If Master and Commander goes on to win the biggest of all showbiz awards, my heart will go on. But when elevating a film to be an emblem for all that was right about film in 2003, the year of shock and awe, I'd much prefer the still, deep waters of Lost in Translation. If Seabiscuit wins, you take the rowboat; the Jacks (Sparrow, Aubrey, Dawson) and I would rather go down with the ship.
Stephen Himes | If You Were Paul Bettany, Would You Get Out of Bed
ever? I wouldn't, unless my wife Jennifer Connelly needed some help in the kitchen, or asked me to regrout the tiles. Whatever my wife Jennifer Connelly would want, she would get. Tuesday must have been a lousy morning to be Bettany get out of bed with my wife Jennifer Connelly, make some coffee for my wife Jennifer Connelly, ask my wife Jennifer Connelly to turn on the TV, only to find out that my wife Jennifer Connelly and I were both snubbed by the Academy of Motion Picture Arts and Sciences.

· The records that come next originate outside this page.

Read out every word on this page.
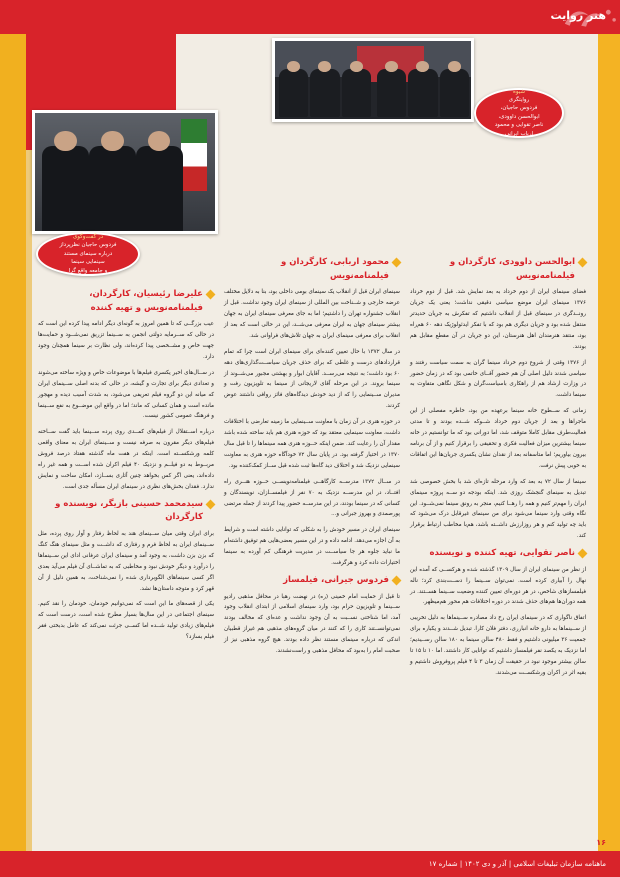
هنر روایت
شیوه
روایتگری
فردوس حاجیان،
ابوالحسن داوودی،
ناصر تقوایی و محمود
ارباب ایرانی
در گفت‌وگوی
فردوس حاجیان نظرپرداز
درباره سینمای مستند
سینمایی سینما
و جامعه واقع گرا
ابوالحسن داوودی، کارگردان و فیلمنامه‌نویس

فضای سینمای ایران از دوم خرداد به بعد نمایش شد. قبل از دوم خرداد ۱۳۷۶ سینمای ایران موضع سیاسی دقیقی نداشت؛ یعنی یک جریان رونــدگری در سینمای قبل از انقلاب داشتیم که تفکرش به جریان حدیدتر منتقل شده بود و جریان دیگری هم بود که با تفکر ایدئولوژیک دهه ۶۰ هم‌راه بود، منتقد هنرمندان اهل هنرستان، این دو جریان در آن مقطع مقابل هم بودند.

از ۱۳۷۶ وقتی از شروع دوم خرداد سینما گران به سمت سیاست رفتند و سیاسی شدند دلیل اصلی آن هم حضور آقــای خاتمی بود که در زمان حضور در وزارت ارشاد هم از راهکاری باسیاست‌گران و شکل نگاهی متفاوت به سینما داشت.

زمانی که ســطوح خانه سینما برعهده من بود، خاطره مفصلی از این ماجراها و بعد از جریان دوم خرداد شــوکه شــده بودند و تا مدتی فعالیت‌طرف مقابل کاملا متوقف شد، اما دورانی بود که ما توانستیم در خانه سینما بیشترین میزان فعالیت فکری و تحقیقی را برقرار کنیم و از آن برنامه بیرون بیاوریم؛ اما متاسفانه بعد از نقدان نشان یکسری جریان‌ها این اتفاقات به خوبی پیش نرفت.

سینما از سال ۷۲ به بعد که وارد مرحله تازه‌ای شد با بخش خصوصی شد تبدیل به سینمای گنجشک روزی شد. اینکه بودجه دو ســه پروژه سینمای ایران را مهم‌تر کنیم و همه را رهــا کنیم، منجر به رونق سینما نمی‌شــود. این نگاه وقتی وارد سینما می‌شود برای من سینمای غیرقابل درک می‌شود که باید چه تولید کنم و هر روزارزش داشــته باشد، هم‌با مخاطب ارتباط برقرار کند.

ناصر تقوایی، تهیه کننده و نویسنده

از نظر من سینمای ایران از سال ۱۳۰۹ گذشته شده و هرکســی که آمده این نهال را آبیاری کرده است. نمی‌توان ســینما را دســت‌بندی کرد؛ ناله فیلمسازهای شاخص، در هر دوره‌ای تعیین کننده وضعیت ســینما هســتند. در همه دوران‌ها هم‌های حذف شدند در دوره اختلافات هم محور هم‌میظهر.

اتفاق ناگواری که در سینمای ایران رخ داد مصادره ســینماها به دلیل تخریبی از ســینماها به دارو خانه انبارری، دفتر فلان کارا. تبدیل شــدند و یکباره برای جمعیت ۳۶ میلیونی داشتیم و فقط ۴۸۰ سالن سینما به ۱۸۰ سالن رســیدیم؛ اما نزدیک به یکصد نفر فیلمساز داشتیم که توانایی کار داشتند. اما ۱۰ تا ۱۵ تا سالن بیشتر موجود نبود در حقیقت آن زمان ۳ تا ۴ فیلم پروفروش داشتیم و بقیه اثر در اکران ورشکســت می‌شدند.

محمود اربابی، کارگردان و فیلمنامه‌نویس

سینمای ایران قبل از انقلاب یک سینمای بومی داخلی بود، بنا به دلایل مختلف عرضه خارجی و شــناخت بین المللی از سینمای ایران وجود نداشت. قبل از انقلاب جشنواره تهران را داشتیم؛ اما به جای معرفی سینمای ایران به جهان بیشتر سینمای جهان به ایران معرفی می‌شــد، این در حالی است که بعد از انقلاب برای معرفی سینمای ایران به جهان تلاش‌های فراوانی شد.

در سال ۱۳۷۲ با حال تعیین کننده‌ای برای سینمای ایران است چرا که تمام قراردادهای درست و غلطی که برای حذف جریان سیاســت‌گذاری‌های دهه ۶۰ بود داشت؛ به نتیجه می‌رســد. آقایان ابوار و بهشتی مجبور می‌شــوند از سینما بروند. در این مرحله آقای لاریجانی از سینما به تلویزیون رفت و مدیران ســینمایی را که از دید خودش دیدگاه‌های فائز روافی داشتند عوض کردند.

در حوزه هنری در آن زمان با معاونت ســینمایی ما زمینه تعارضی با اختلافات داشت، معاونت سینمایی معتقد بود که حوزه هنری هم باید ساخته شده باشد مقدار آن را رعایت کند. ضمن اینکه حــوزه هنری همه سینماها را تا قبل سال ۱۳۷۰ در اختیار گرفته بود. در پایان سال ۷۲ خودآگاه حوزه هنری به معاونت سینمایی نزدیک شد و اختلاف دید گاه‌ها ثبت شده قبل ســاز کمک‌کننده بود.

در ســال ۱۳۷۲ مدرســه کارگاهــی فیلمنامه‌نویســی حــوزه هنــری راه افتــاد، در این مدرســه نزدیک به ۷۰ نفر از فیلمســازان، نویسندگان و کسانی که در سینما بودند، در این مدرســه حضور پیدا کردند از جمله مرتضی پورصمدی و بهروز جبرانی و...

سینمای ایران در مسیر خودش را به شکلی که توانایی داشته است و شرایط به آن اجازه می‌دهد. ادامه داده و در این مسیر بعضی‌هایی هم توفیق داشته‌ام ما نباید جلوه هر جا سیاســت در مدیریت فرهنگی کم آورده به سینما اختیارات داده کرد و هرگرفت.

فردوس جیرانی، فیلمساز

تا قبل از حمایت امام خمینی (ره) در نهضت رهبا در محافل مذهبی رادیو ســینما و تلویزیون حرام بود، وارد سینمای اسلامی از ابتدای انقلاب وجود آمد، اما شناختی نســبت به آن وجود نداشت و عده‌ای که مخالف بودند نمی‌توانســتند کاری را که کنند در میان گروه‌های مذهبی هم غیراز قطبیان اندکی که درباره سینمای مستند نظر داده بودند. هیچ گروه مذهبی نیز از صحبت امام را به‌بود که محافل مذهبی و راست‌نشدند.

علیرضا رئیسیان، کارگردان، فیلمنامه‌نویس و تهیه کننده

عیب بزرگــی که تا همین امروز به گونه‌ای دیگر ادامه پیدا کرده این است که در حالی که ســرمایه دولتی انجمن به ســینما تزریق نمی‌شــود و حمایت‌ها جهت خاص و مشــخصی پیدا کرده‌اند، ولی نظارت بر سینما همچنان وجود دارد.

در ســال‌های اخیر یکسری فیلم‌ها با موضوعات خاص و ویژه ساخته می‌شوند و تعدادی دیگر برای تجارت و گیشه، در حالی که بدنه اصلی ســینمای ایران که میانه این دو گروه فیلم تعریفی می‌شود، به شدت آسیب دیده و مهجور مانده است و همان کسانی که ماند؛ اما در واقع این موضــوع به نفع ســینما و فرهنگ عمومی کشور نیست.

درباره اســتقلال از فیلم‌های کمــدی روی پرده ســینما باید گفت ســاخته فیلم‌های دیگر مقرون به صرفه نیست و ســینمای ایران به معنای واقعی کلمه ورشکســته است. اینکه در هفت ماه گذشته هفتاد درصد فروش مربــوط به دو فیلــم و نزدیک ۴۰ فیلم اکران شده اســت و همه غیر راه داده‌اند، یعنی اگر کس بخواهد چنین آثاری بســازد، امکان ساخت و نمایش ندارد. فقدان بخش‌های نظری در سینمای ایران مسأله جدی است.

سیدمحمد حسینی بازیگر، نویسنده و کارگردان

برای ایران وقتی میان ســینمای هند به لحاظ رفتار و آوار روی پرده، مثل ســینمای ایران به لحاظ فرم و رفتاری که داشــت و مثل سینمای هنگ کنگ که بزن بزن داشت، به وجود آمد و سینمای ایران عرفانی ادای این ســینماها را درآورد و دیگر خودش نبود و مخاطبی که به تماشــای آن فیلم می‌آید بعدی اگر کسی سینماهای الگوبرداری شده را نمی‌شناخت، به همین دلیل از آن قهر کرد و متوجه داستان‌ها نشد.

یکی از قصه‌های ما این است که نمی‌توانیم خودمان، خودمان را نقد کنیم. سینمای اجتماعی در این سال‌ها بسیار مطرح شده است، درست است که فیلم‌های زیادی تولید شــده اما کســی جرئت نمی‌کند که عامل بدبختی فقر فیلم بسازد؟

۱۶
ماهنامه سازمان تبلیغات اسلامی | آذر و دی ۱۴۰۲ | شماره ۱۷
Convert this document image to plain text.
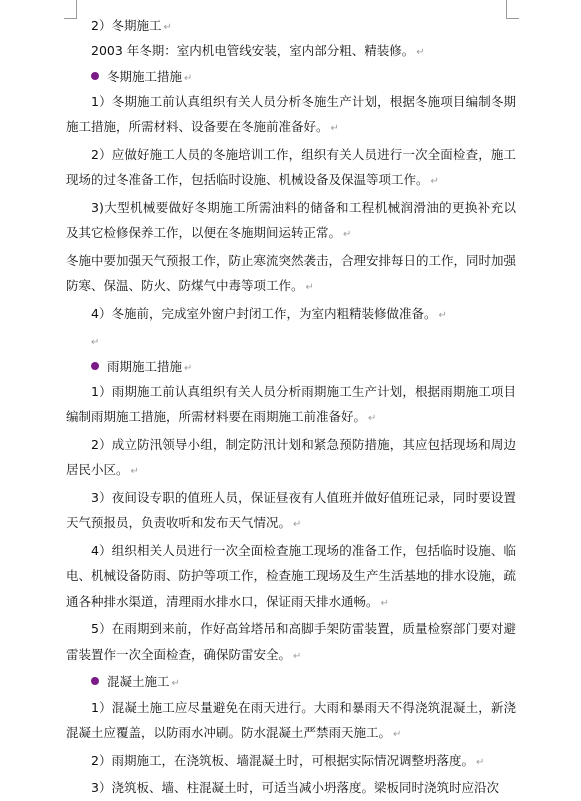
2）冬期施工 ↵
2003 年冬期：室内机电管线安装，室内部分粗、精装修。 ↵
冬期施工措施 ↵

1）冬期施工前认真组织有关人员分析冬施生产计划，根据冬施项目编制冬期施工措施，所需材料、设备要在冬施前准备好。 ↵

2）应做好施工人员的冬施培训工作，组织有关人员进行一次全面检查，施工现场的过冬准备工作，包括临时设施、机械设备及保温等项工作。 ↵

3)大型机械要做好冬期施工所需油料的储备和工程机械润滑油的更换补充以及其它检修保养工作，以便在冬施期间运转正常。 ↵

冬施中要加强天气预报工作，防止寒流突然袭击，合理安排每日的工作，同时加强防寒、保温、防火、防煤气中毒等项工作。 ↵

4）冬施前，完成室外窗户封闭工作，为室内粗精装修做准备。 ↵

↵
雨期施工措施 ↵

1）雨期施工前认真组织有关人员分析雨期施工生产计划，根据雨期施工项目编制雨期施工措施，所需材料要在雨期施工前准备好。 ↵

2）成立防汛领导小组，制定防汛计划和紧急预防措施，其应包括现场和周边居民小区。 ↵

3）夜间设专职的值班人员，保证昼夜有人值班并做好值班记录，同时要设置天气预报员，负责收听和发布天气情况。 ↵

4）组织相关人员进行一次全面检查施工现场的准备工作，包括临时设施、临电、机械设备防雨、防护等项工作，检查施工现场及生产生活基地的排水设施，疏通各种排水渠道，清理雨水排水口，保证雨天排水通畅。 ↵

5）在雨期到来前，作好高耸塔吊和高脚手架防雷装置，质量检察部门要对避雷装置作一次全面检查，确保防雷安全。 ↵

混凝土施工 ↵

1）混凝土施工应尽量避免在雨天进行。大雨和暴雨天不得浇筑混凝土，新浇混凝土应覆盖，以防雨水冲刷。防水混凝土严禁雨天施工。 ↵

2）雨期施工，在浇筑板、墙混凝土时，可根据实际情况调整坍落度。 ↵

3）浇筑板、墙、柱混凝土时，可适当减小坍落度。梁板同时浇筑时应沿次
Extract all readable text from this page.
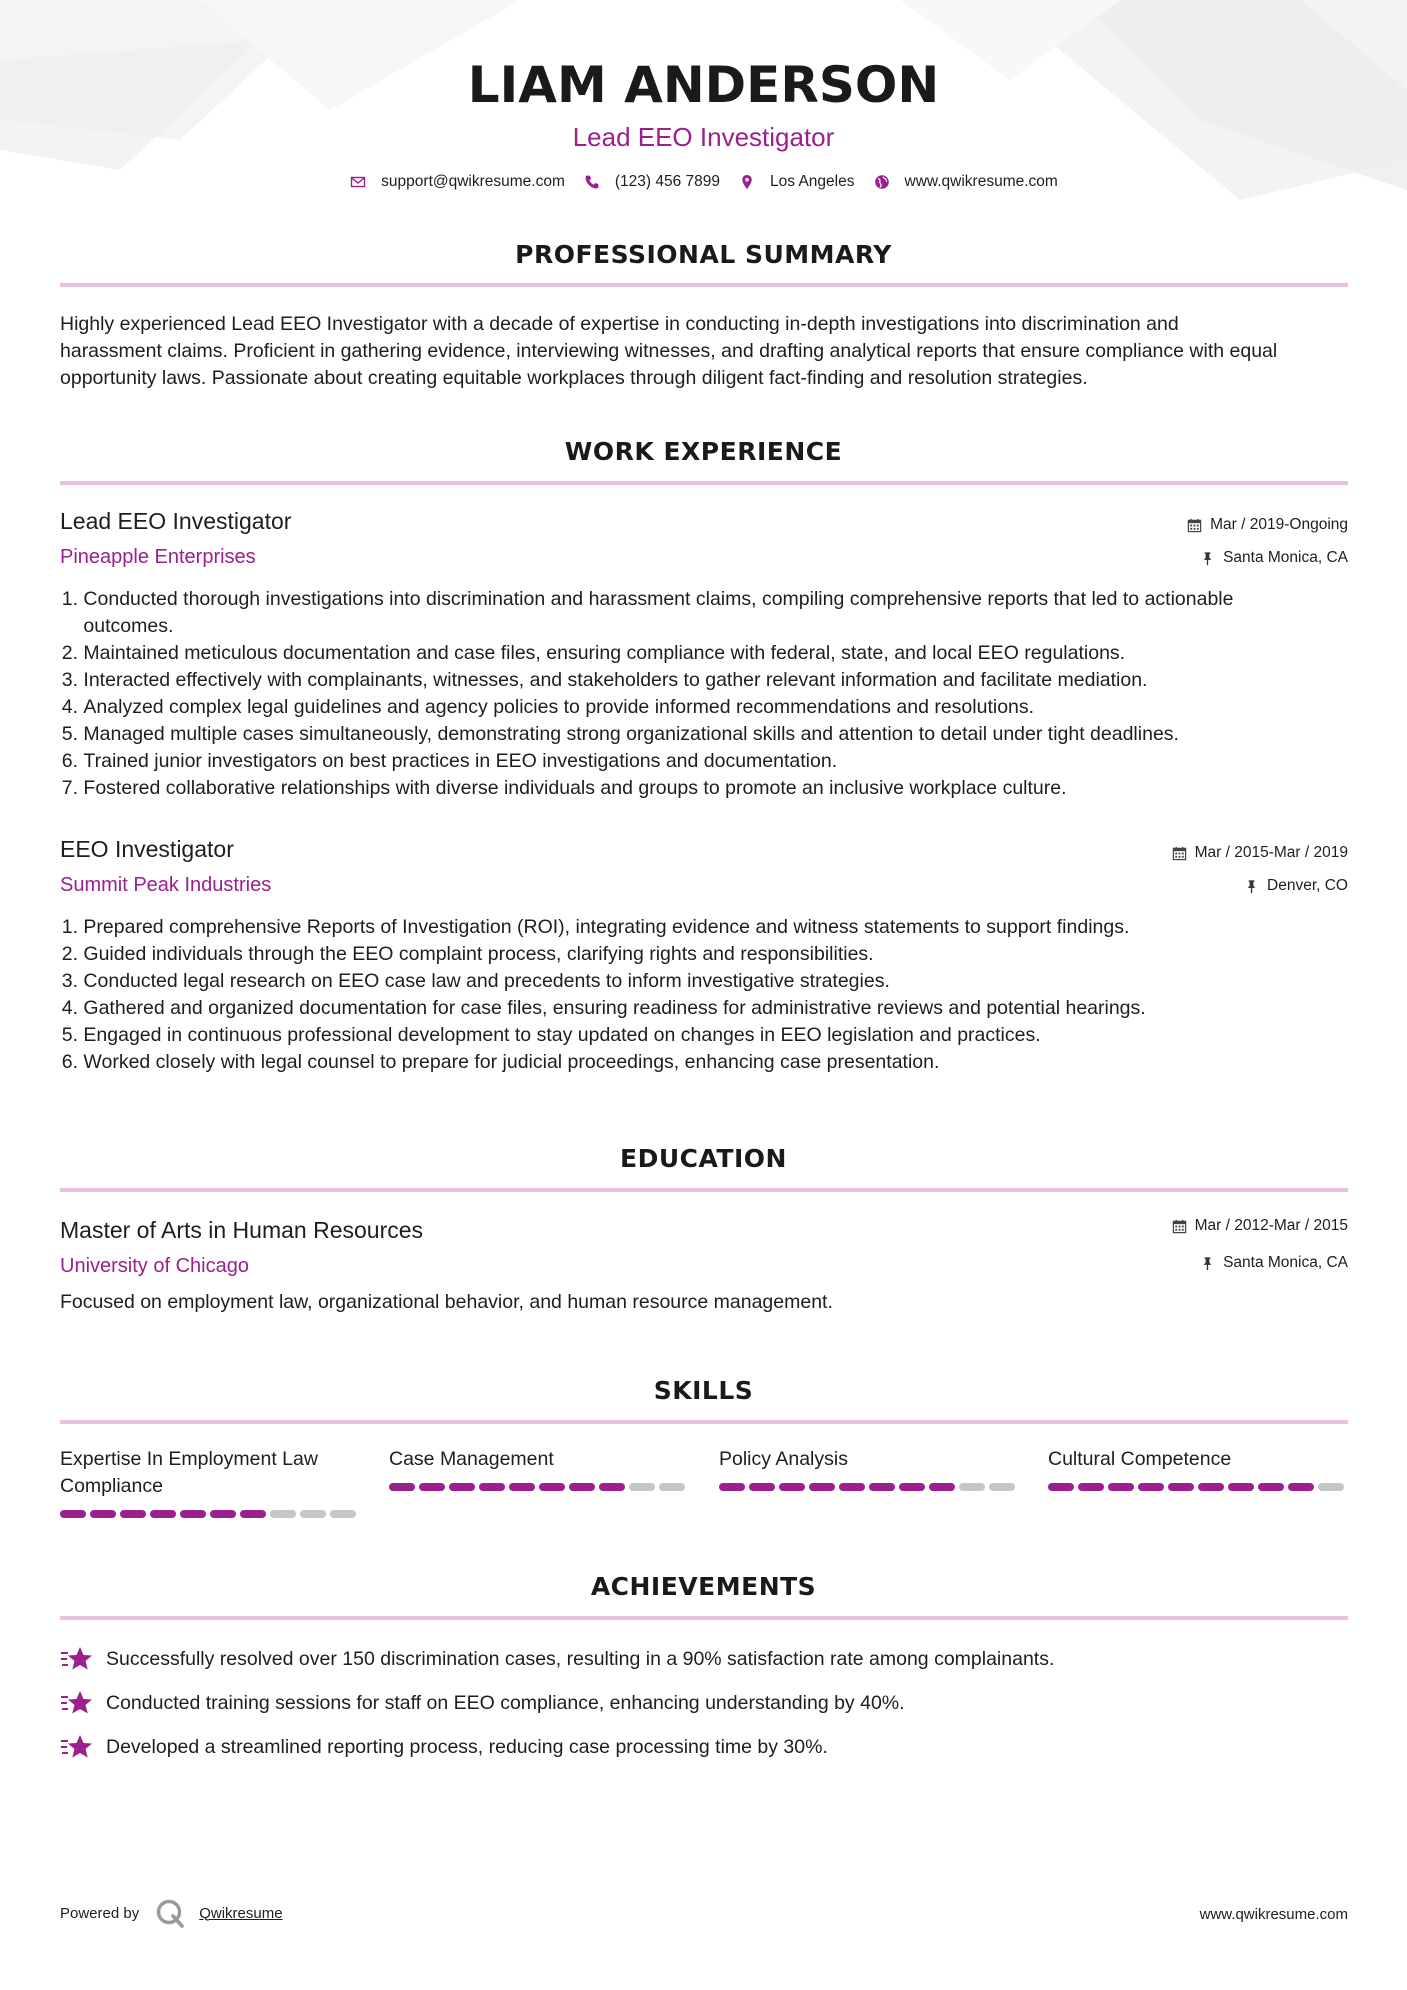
LIAM ANDERSON
Lead EEO Investigator
support@qwikresume.com	(123) 456 7899	Los Angeles	www.qwikresume.com
PROFESSIONAL SUMMARY
Highly experienced Lead EEO Investigator with a decade of expertise in conducting in-depth investigations into discrimination and
harassment claims. Proficient in gathering evidence, interviewing witnesses, and drafting analytical reports that ensure compliance with equal
opportunity laws. Passionate about creating equitable workplaces through diligent fact-finding and resolution strategies.
WORK EXPERIENCE
Lead EEO Investigator
Pineapple Enterprises
Mar / 2019-Ongoing
Santa Monica, CA
1. Conducted thorough investigations into discrimination and harassment claims, compiling comprehensive reports that led to actionable
outcomes.
2. Maintained meticulous documentation and case files, ensuring compliance with federal, state, and local EEO regulations.
3. Interacted effectively with complainants, witnesses, and stakeholders to gather relevant information and facilitate mediation.
4. Analyzed complex legal guidelines and agency policies to provide informed recommendations and resolutions.
5. Managed multiple cases simultaneously, demonstrating strong organizational skills and attention to detail under tight deadlines.
6. Trained junior investigators on best practices in EEO investigations and documentation.
7. Fostered collaborative relationships with diverse individuals and groups to promote an inclusive workplace culture.
EEO Investigator
Summit Peak Industries
Mar / 2015-Mar / 2019
Denver, CO
1. Prepared comprehensive Reports of Investigation (ROI), integrating evidence and witness statements to support findings.
2. Guided individuals through the EEO complaint process, clarifying rights and responsibilities.
3. Conducted legal research on EEO case law and precedents to inform investigative strategies.
4. Gathered and organized documentation for case files, ensuring readiness for administrative reviews and potential hearings.
5. Engaged in continuous professional development to stay updated on changes in EEO legislation and practices.
6. Worked closely with legal counsel to prepare for judicial proceedings, enhancing case presentation.
EDUCATION
Master of Arts in Human Resources
University of Chicago
Mar / 2012-Mar / 2015
Santa Monica, CA
Focused on employment law, organizational behavior, and human resource management.
SKILLS
Expertise In Employment Law
Compliance
Case Management	Policy Analysis	Cultural Competence
ACHIEVEMENTS
Successfully resolved over 150 discrimination cases, resulting in a 90% satisfaction rate among complainants.
Conducted training sessions for staff on EEO compliance, enhancing understanding by 40%.
Developed a streamlined reporting process, reducing case processing time by 30%.
Powered by	Qwikresume	www.qwikresume.com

I like your comparison to Titanic, but I don't think Master and Commander has near the appeal of that movie. It has as much appeal to the female crowd as do my hockey pads after a week in the trunk of my car. There's no romance here, unless you count the camaraderie of the two leads. It's not the best movie of the year, and though the academy decided to bestow its accolades elsewhere, those two performances were still strong. So, if Paul were the Alan Colmes of the Surprise, that makes Russell Sean Hannity, right? That makes a lotta sense on a certain level, doesn't it?